Il colpo che gli aveva inferto aveva reso inutile ogni suo sforzo e, lo notò, quella volta ci mise un po' di più a rialzarsi: una mano appoggiata sul pavimento di vetro e le gambe traballanti.

«Non combatterò con te,» si era sfilato lo scudo dal braccio e lo aveva lasciato cadere in uno squarcio dell'helicarier, la stella bianca scomparve tra le acque del fiume. «Tu sei mio amico.»

Lo aveva guardato, cercando nella faccia del Sergente Barnes una qualche traccia della persona che conosceva un tempo, sperando di esser riuscito a far breccia nella corazza che lo ricopriva.
A quel punto Bucky era scattato, in un attimo aveva ridotto la distanza e aveva placcato l'uomo, spedendolo a terra.

Gli aveva spinto una mano sul petto, sopra alla stella bianca macchiata di sangue, quindi, con i denti serrati aveva ringhiato, vicino alla sua faccia: «Tu sei la mia missione.»

E gli aveva sferrato un pugno sul volto, la testa era scattata indietro, nel vuoto, un lamento si era liberato dalle sue labbra spaccate ma non aveva fatto niente per fermarlo, era rimasto steso, le braccia spalancate come a voler cogliere qualsiasi cosa l'altro gli volesse infliggere.

«Tu,» un altro colpo, nello stesso punto, con maggior violenza, «sei,» gridò per sovrastare il rumore che le scene frammentate nella sua mente stavano causando, «la mia,» chiuse gli occhi, le lacrime gli bruciavano il volto lì dove lo avevano ripulito dalla polvere. «missione.»

Rimase con il braccio di metallo sollevato, guardando il volto tumefatto del biondo.
Aveva l'occhio sinistro socchiuso, l'iride celeste era spaventosamente in contrasto con il volto esangue, il destro troppo gonfio per potersi aprire.

«E allora concludila,» le parole gli erano uscite come un lamento, le labbra spaccate si muovevano a malapena. Prese faticosamente fiato. «perché io sarò con te fino alla fine.»
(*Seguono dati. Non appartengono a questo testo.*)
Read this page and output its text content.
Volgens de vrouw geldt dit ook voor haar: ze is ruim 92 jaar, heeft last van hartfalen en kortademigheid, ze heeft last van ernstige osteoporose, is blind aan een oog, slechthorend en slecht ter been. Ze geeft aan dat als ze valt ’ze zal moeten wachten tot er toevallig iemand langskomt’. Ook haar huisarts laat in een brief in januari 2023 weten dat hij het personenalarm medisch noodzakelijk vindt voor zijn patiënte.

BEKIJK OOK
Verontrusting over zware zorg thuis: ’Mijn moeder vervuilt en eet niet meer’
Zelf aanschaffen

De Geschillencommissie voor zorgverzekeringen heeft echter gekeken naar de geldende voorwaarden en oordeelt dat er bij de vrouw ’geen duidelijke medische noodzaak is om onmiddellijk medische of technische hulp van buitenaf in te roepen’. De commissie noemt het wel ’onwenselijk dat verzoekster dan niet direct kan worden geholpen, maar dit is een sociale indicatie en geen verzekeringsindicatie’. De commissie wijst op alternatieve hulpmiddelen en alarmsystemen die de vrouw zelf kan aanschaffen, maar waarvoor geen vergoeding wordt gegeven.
Bucky sussultò, un manto nero era sceso ad oscurargli la vista mentre i ricordi tornarono prepotentemente al loro posto, rimase impietrito ad osservare scene della sua vita come se fosse stato uno spettatore esterno. Si rivide abbracciare Steve, il suo Steve, quel ragazzo magrolino così abituato a difendere in ogni rissa, si rivide in guerra, a fianco dei suoi compagni. Poi Captain America che lo salvava, e lui che cadeva, cadeva, cadeva...

Si scostò, aggrappandosi ad una trave sopra la sua testa per tenersi in piedi, mentre l'helicarier gemeva e si spezzava.
Guardò con orrore il pannello sul quale era steso Steve staccarsi, portandosi il soldato con lui in una caduta verso il fiume, per un terrificante momento non seppe cosa fare mentre guardava il corpo colpire l'acqua e svanire, poi si riscosse e si lasciò andare, seguendo l'amico.

Il ricordo della caduta dal treno era fresco nella sua mente, gli immobilizzò i muscoli, paralizzandolo. Quanto era durata? Pochissimo, aveva colpito le rocce ripetutamente, rotolando giù dal pendio finché non aveva incontrato la neve. Lì era rimasto, il corpo dolorante e la mente persa nel vuoto, finché non lo avevano trovato. I soldati lo avevano trascinato per giorni in mezzo alla foresta, portandolo dagli scienziati.